HR has historically been a mechanism, however well-intentioned, of power and control: today, it must evolve to hold a new space. Or it must permit the evolution of a new domain, a community domain, that can hold this space.
Peter: Your model grew out of the idea of Social Age? Why is it nowadays that important to have companies with ‘social leadership’?
Julian: Funnily enough, I usually say that my notion of the Social Age grew out of my thinking on Social Leadership! I started my journey into this exploring co-creation: how some communities are creative, innovative, and seem to hold an internal momentum. From there, I explored leadership in these spaces, and that cascaded up to the widest context of our evolved reality: once I realised the extent of social and ecosystem shifts that have occurred, I started to describe ‘the Social Age’.
It’s important for companies to have strong Social Leaders because we are seeing a general shift to social: a de-powering of formal systems, and the rise of democratised collectivism. Social Leaders form a sense-making capability, helping us figure out what to do, and then to do it.
In my own research, only 4% of leaders said that they were effective solely through their formal power alone: we are social creatures, and to lead socially is to lead with permission, through reputation, an earned form of power.
Peter: What are the three main characteristics a social leader should have?
Julian: Humility: to commit themselves to the community, to ensure that nobody is left voiceless, to listen to the views of others and thank them as they help us refine our own.
Fairness: in action and thought, to fight for fairness, to ensure that they do what is right, not just what is easy
Effective: because Social Leadership is not soft, fluffy, and additional to ‘real’ leadership: it’s a hard type of power. It gives access to our ‘Sense-Making’ communities, let’s us filter the signal from the noise.
Peter: Are we able to learn to be a social leader?
Julian: The question is not ‘can I learn to be a Social Leader’, but rather, can I be a good Social Leader. It took me a while to realise this. Social Leadership is power awarded by the community, but plenty of despots and bullies have this too. It’s like technology, neutral in itself, not inherently good.
But yes, you can learn to be a good Social Leader. My last book, ‘Social Leadership: my 1st 100 days’ is an attempt to do just that, to take people on a structured journey, to explore ten aspects of Social Leadership, and put them into practice every day.
Peter: What is the key to establishing Social Leadership in Management?
Julian: My view is that you don’t establish it in management, but rather that you have two, discreet, parallel systems: on one side, the formal, the hierarchy and power of the organisation. On the other, the social, the reputation based authority of Social Leadership. The trick is to maintain the creative and dynamic tension between the two. If you make the social systems ‘formal’, you just kill it. And if you subvert the formal system to be fully social, it’s very excitable, but may lose the ability to achieve effect, safely, at scale. So you probably need both. My idealist self hates this truth, but I do believe it to be true.
So we still need to do all the amazing things we already do, but on top of that, we must create spaces, support, and opportunity, to develop, empower, and recognise, Social Leadership.

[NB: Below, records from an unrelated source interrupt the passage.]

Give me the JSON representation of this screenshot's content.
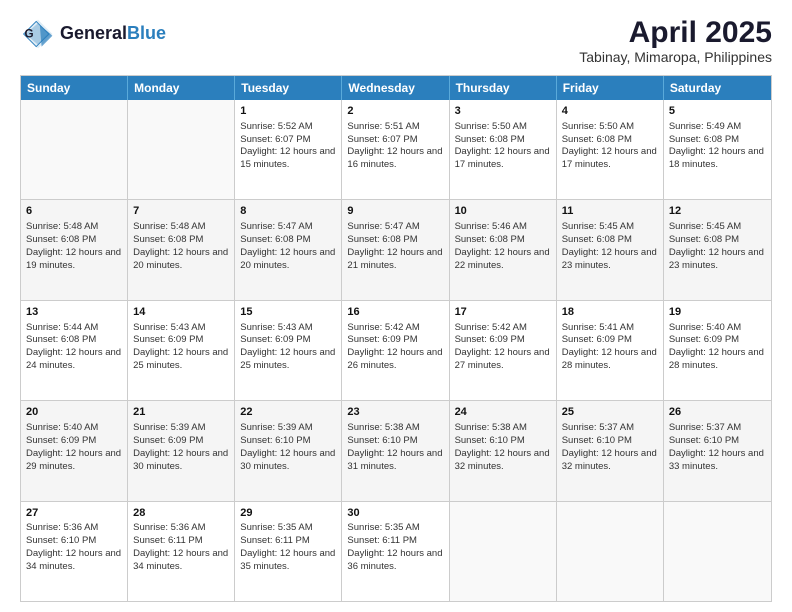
{
  "header": {
    "logo_line1": "General",
    "logo_line2": "Blue",
    "title": "April 2025",
    "subtitle": "Tabinay, Mimaropa, Philippines"
  },
  "days": [
    "Sunday",
    "Monday",
    "Tuesday",
    "Wednesday",
    "Thursday",
    "Friday",
    "Saturday"
  ],
  "rows": [
    [
      {
        "day": "",
        "empty": true
      },
      {
        "day": "",
        "empty": true
      },
      {
        "day": "1",
        "sunrise": "Sunrise: 5:52 AM",
        "sunset": "Sunset: 6:07 PM",
        "daylight": "Daylight: 12 hours and 15 minutes."
      },
      {
        "day": "2",
        "sunrise": "Sunrise: 5:51 AM",
        "sunset": "Sunset: 6:07 PM",
        "daylight": "Daylight: 12 hours and 16 minutes."
      },
      {
        "day": "3",
        "sunrise": "Sunrise: 5:50 AM",
        "sunset": "Sunset: 6:08 PM",
        "daylight": "Daylight: 12 hours and 17 minutes."
      },
      {
        "day": "4",
        "sunrise": "Sunrise: 5:50 AM",
        "sunset": "Sunset: 6:08 PM",
        "daylight": "Daylight: 12 hours and 17 minutes."
      },
      {
        "day": "5",
        "sunrise": "Sunrise: 5:49 AM",
        "sunset": "Sunset: 6:08 PM",
        "daylight": "Daylight: 12 hours and 18 minutes."
      }
    ],
    [
      {
        "day": "6",
        "sunrise": "Sunrise: 5:48 AM",
        "sunset": "Sunset: 6:08 PM",
        "daylight": "Daylight: 12 hours and 19 minutes."
      },
      {
        "day": "7",
        "sunrise": "Sunrise: 5:48 AM",
        "sunset": "Sunset: 6:08 PM",
        "daylight": "Daylight: 12 hours and 20 minutes."
      },
      {
        "day": "8",
        "sunrise": "Sunrise: 5:47 AM",
        "sunset": "Sunset: 6:08 PM",
        "daylight": "Daylight: 12 hours and 20 minutes."
      },
      {
        "day": "9",
        "sunrise": "Sunrise: 5:47 AM",
        "sunset": "Sunset: 6:08 PM",
        "daylight": "Daylight: 12 hours and 21 minutes."
      },
      {
        "day": "10",
        "sunrise": "Sunrise: 5:46 AM",
        "sunset": "Sunset: 6:08 PM",
        "daylight": "Daylight: 12 hours and 22 minutes."
      },
      {
        "day": "11",
        "sunrise": "Sunrise: 5:45 AM",
        "sunset": "Sunset: 6:08 PM",
        "daylight": "Daylight: 12 hours and 23 minutes."
      },
      {
        "day": "12",
        "sunrise": "Sunrise: 5:45 AM",
        "sunset": "Sunset: 6:08 PM",
        "daylight": "Daylight: 12 hours and 23 minutes."
      }
    ],
    [
      {
        "day": "13",
        "sunrise": "Sunrise: 5:44 AM",
        "sunset": "Sunset: 6:08 PM",
        "daylight": "Daylight: 12 hours and 24 minutes."
      },
      {
        "day": "14",
        "sunrise": "Sunrise: 5:43 AM",
        "sunset": "Sunset: 6:09 PM",
        "daylight": "Daylight: 12 hours and 25 minutes."
      },
      {
        "day": "15",
        "sunrise": "Sunrise: 5:43 AM",
        "sunset": "Sunset: 6:09 PM",
        "daylight": "Daylight: 12 hours and 25 minutes."
      },
      {
        "day": "16",
        "sunrise": "Sunrise: 5:42 AM",
        "sunset": "Sunset: 6:09 PM",
        "daylight": "Daylight: 12 hours and 26 minutes."
      },
      {
        "day": "17",
        "sunrise": "Sunrise: 5:42 AM",
        "sunset": "Sunset: 6:09 PM",
        "daylight": "Daylight: 12 hours and 27 minutes."
      },
      {
        "day": "18",
        "sunrise": "Sunrise: 5:41 AM",
        "sunset": "Sunset: 6:09 PM",
        "daylight": "Daylight: 12 hours and 28 minutes."
      },
      {
        "day": "19",
        "sunrise": "Sunrise: 5:40 AM",
        "sunset": "Sunset: 6:09 PM",
        "daylight": "Daylight: 12 hours and 28 minutes."
      }
    ],
    [
      {
        "day": "20",
        "sunrise": "Sunrise: 5:40 AM",
        "sunset": "Sunset: 6:09 PM",
        "daylight": "Daylight: 12 hours and 29 minutes."
      },
      {
        "day": "21",
        "sunrise": "Sunrise: 5:39 AM",
        "sunset": "Sunset: 6:09 PM",
        "daylight": "Daylight: 12 hours and 30 minutes."
      },
      {
        "day": "22",
        "sunrise": "Sunrise: 5:39 AM",
        "sunset": "Sunset: 6:10 PM",
        "daylight": "Daylight: 12 hours and 30 minutes."
      },
      {
        "day": "23",
        "sunrise": "Sunrise: 5:38 AM",
        "sunset": "Sunset: 6:10 PM",
        "daylight": "Daylight: 12 hours and 31 minutes."
      },
      {
        "day": "24",
        "sunrise": "Sunrise: 5:38 AM",
        "sunset": "Sunset: 6:10 PM",
        "daylight": "Daylight: 12 hours and 32 minutes."
      },
      {
        "day": "25",
        "sunrise": "Sunrise: 5:37 AM",
        "sunset": "Sunset: 6:10 PM",
        "daylight": "Daylight: 12 hours and 32 minutes."
      },
      {
        "day": "26",
        "sunrise": "Sunrise: 5:37 AM",
        "sunset": "Sunset: 6:10 PM",
        "daylight": "Daylight: 12 hours and 33 minutes."
      }
    ],
    [
      {
        "day": "27",
        "sunrise": "Sunrise: 5:36 AM",
        "sunset": "Sunset: 6:10 PM",
        "daylight": "Daylight: 12 hours and 34 minutes."
      },
      {
        "day": "28",
        "sunrise": "Sunrise: 5:36 AM",
        "sunset": "Sunset: 6:11 PM",
        "daylight": "Daylight: 12 hours and 34 minutes."
      },
      {
        "day": "29",
        "sunrise": "Sunrise: 5:35 AM",
        "sunset": "Sunset: 6:11 PM",
        "daylight": "Daylight: 12 hours and 35 minutes."
      },
      {
        "day": "30",
        "sunrise": "Sunrise: 5:35 AM",
        "sunset": "Sunset: 6:11 PM",
        "daylight": "Daylight: 12 hours and 36 minutes."
      },
      {
        "day": "",
        "empty": true
      },
      {
        "day": "",
        "empty": true
      },
      {
        "day": "",
        "empty": true
      }
    ]
  ]
}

Peter: Do you have advice for my students? How could my students prepare themselves for the challenge of “Social age“ or to become a Social Leader?
Julian: In the Social Leadership Handbook, I outline a journey, a developmental pathway, structured around nine components of Social Leadership:
Firstly, you curate your space, set your foundations, then learn to be an effective storyteller, considering authenticity and amplification. Share widely, but wisely. Consider your community, which ones you should join, start, or leave, and within those, how you develop reputation. The magic happens when your reputation is rewarded with social authority. Once you have this, you can look at co-creation, the sense-making aspect of communities, you can build, and have, high social capital, to ensure that nobody is left behind, and you can collaborate widely, and in great complexity.
Peter: Thank you very much for this insightful interview.